East–West Traffic and Service Mesh
If using a service mesh or heavy inter‑service traffic:
- Account for sidecar overhead (CPU/memory) on each pod.
- Consider additional network latency and throughput requirements.
- Measure and size based on typical and worst‑case call graphs.
Growth, Scaling Strategies, and Automation
Capacity planning should define not just current size, but how the cluster will grow.
Organic Growth vs Stepwise Expansion
- Organic growth:
- Add nodes incrementally as utilization approaches a threshold (e.g., 60–70%).
- Requires continuous monitoring and quick procurement or autoscaling.
- Stepwise expansion:
- Pre‑plan periodic expansions (e.g., quarterly) based on projected demand.
- Useful when procurement or change management processes are slow.
Cluster Autoscaling
If using cluster autoscaler with cloud‑based infrastructure:
- Define min/max node counts per machine pool.
- Ensure there is:
- Enough quota in the cloud provider.
- Budgetary allowance for possible high‑water marks.
- Align pod
requestswith autoscaling behavior: - Overly large pods may block scaling if no node size can fit them.
- Many tiny pods may lead to fragmentation and inefficient bin packing.

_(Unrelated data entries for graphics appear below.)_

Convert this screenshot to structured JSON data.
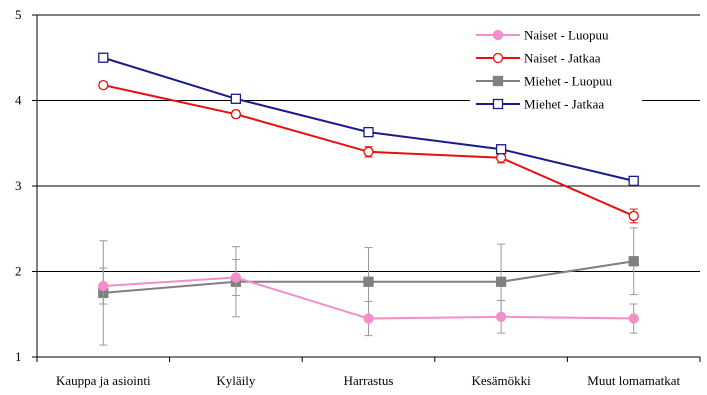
{
  "chart_data": {
    "type": "line",
    "title": "",
    "xlabel": "",
    "ylabel": "",
    "categories": [
      "Kauppa ja asiointi",
      "Kyläily",
      "Harrastus",
      "Kesämökki",
      "Muut lomamatkat"
    ],
    "ylim": [
      1,
      5
    ],
    "yticks": [
      "1",
      "2",
      "3",
      "4",
      "5"
    ],
    "grid": "horizontal",
    "legend_position": "top-right",
    "series": [
      {
        "name": "Naiset - Luopuu",
        "color": "#f28ec8",
        "marker": "filled-circle",
        "values": [
          1.83,
          1.93,
          1.45,
          1.47,
          1.45
        ],
        "error_low": [
          1.62,
          1.72,
          1.25,
          1.28,
          1.28
        ],
        "error_high": [
          2.04,
          2.14,
          1.65,
          1.66,
          1.62
        ]
      },
      {
        "name": "Naiset - Jatkaa",
        "color": "#e8100f",
        "marker": "open-circle",
        "values": [
          4.18,
          3.84,
          3.4,
          3.33,
          2.65
        ],
        "error_low": [
          4.14,
          3.8,
          3.34,
          3.27,
          2.57
        ],
        "error_high": [
          4.22,
          3.88,
          3.46,
          3.39,
          2.73
        ]
      },
      {
        "name": "Miehet - Luopuu",
        "color": "#808080",
        "marker": "filled-square",
        "values": [
          1.75,
          1.88,
          1.88,
          1.88,
          2.12
        ],
        "error_low": [
          1.14,
          1.47,
          1.47,
          1.44,
          1.73
        ],
        "error_high": [
          2.36,
          2.29,
          2.28,
          2.32,
          2.51
        ]
      },
      {
        "name": "Miehet - Jatkaa",
        "color": "#1a1a8c",
        "marker": "open-square",
        "values": [
          4.5,
          4.02,
          3.63,
          3.43,
          3.06
        ],
        "error_low": [
          4.47,
          3.99,
          3.59,
          3.39,
          3.01
        ],
        "error_high": [
          4.53,
          4.05,
          3.67,
          3.47,
          3.11
        ]
      }
    ]
  }
}
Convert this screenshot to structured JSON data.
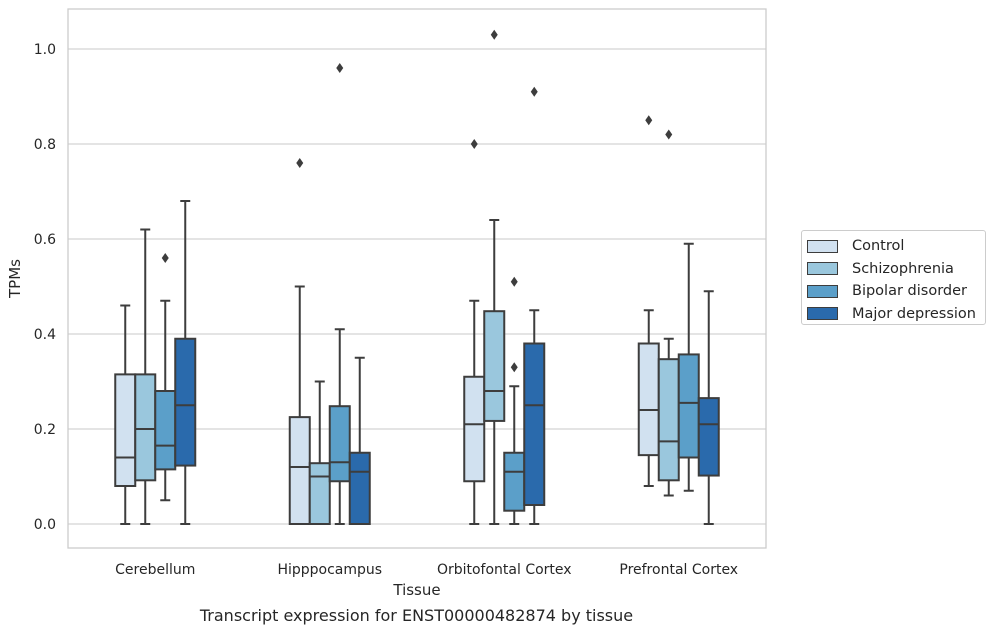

Multi‑Cluster and Multi‑Tenant Strategies
For large environments:
- Consider multiple clusters to:
- Isolate environments (dev/test/prod, or different business units).
- Separate highly specialized workloads (e.g., GPU/HPC vs general apps).
- Capacity planning spans:
- Per‑cluster sizing
- Cross‑cluster routing and failover
- Shared services (central logging, monitoring, CI/CD) that may have their own capacity plans.
Monitoring‑Driven Capacity Planning
Capacity planning is not static; OpenShift’s observability stack is central to continuous improvement.
Key Metrics to Track
At cluster and node level:
- CPU and memory utilization (average, p95, p99)
- Pod scheduling failures or pending pods due to insufficient resources
- Node pressure conditions (memory, disk, PID)
- Evictions and OOM kills
- Storage usage per volume, per application, and per storage backend
- Ingress/egress traffic volumes and router saturation
Capacity Dashboards and Alerts
Use or build dashboards that show:
- Headroom trends over time (weeks/months)
- Forecasted dates when utilization will hit thresholds (e.g., 80%).
- Hot spots: nodes or namespaces regularly near saturation.
Set alerts for:
- Sustained high utilization beyond planned thresholds.
- Rapid growth in storage usage or network throughput.
- Frequent pod evictions or FailedScheduling events.
These signals feed back into:
- Decisions to add nodes or new clusters.
- Adjustments to resource requests/limits and quotas.
- Changes in logging/metrics retention.
Operational Practices and Review Cycles
Capacity planning is part of ongoing operations, not a one‑off exercise.
- Regular reviews (e.g., monthly or quarterly):
- Compare actual usage against planned capacity.
- Validate growth assumptions and adjust forecasts.
- Change impact assessments:
- Analyze the capacity impact of major application deployments, new Operators, or big configuration changes.
- Pre‑upgrade checks:
- Before major OpenShift upgrades, verify enough spare capacity to handle:
- Node drains and rolling restarts.
- Any additional resource needs of the new release.
- Documentation and communication:
- Document capacity assumptions, thresholds, and SLOs.
- Communicate with application teams about quotas and expected scaling behavior.
By treating capacity planning as a continuous, metrics‑driven process tightly integrated with OpenShift operations, you maintain a platform that is both reliable and cost‑efficient, and that can evolve predictably as workloads and business needs grow.